Outro ponto alarmante que o estudo mostra é sobre a quantidade de desperdício de água; em
Porto Velho, a cada mil litros de água que sai da estação de tratamento, apenas 300 chegam as
casas, de acordo com o estudo.
A pesquisa irá apontar ainda, recomendações para os gestores do saneamento no estado como as
prefeituras, o governo do estado, o MP e a Caerd para que medidas sejam tomadas e a
população tenha acesso a uma água e coleta de esgoto.
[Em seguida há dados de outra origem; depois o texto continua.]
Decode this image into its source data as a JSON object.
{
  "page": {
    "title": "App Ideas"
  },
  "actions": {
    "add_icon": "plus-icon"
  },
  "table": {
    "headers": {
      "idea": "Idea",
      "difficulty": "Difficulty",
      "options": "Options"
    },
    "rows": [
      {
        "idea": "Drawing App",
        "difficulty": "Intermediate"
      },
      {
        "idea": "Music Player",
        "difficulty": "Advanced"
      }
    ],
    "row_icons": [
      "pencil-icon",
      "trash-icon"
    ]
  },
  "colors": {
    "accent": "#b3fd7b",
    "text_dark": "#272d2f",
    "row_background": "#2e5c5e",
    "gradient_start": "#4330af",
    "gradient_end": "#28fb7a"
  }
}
Participaram do estudo os municípios: Alta Floresta do Oeste, Ariquemes, Cacoal, Espigão


D’Oeste, Guajará-Mirim, Jaru, Ji-Paraná, Machadinho D’Oeste, Nova Mamoré, Ouro Preto do
Oeste, Pimenta Bueno, Porto Velho, Rolim de Moura, São Miguel do Guaporé e Vilhena, 12
dos 15 municípios são operados pela Caerd os demais são de outra empresa.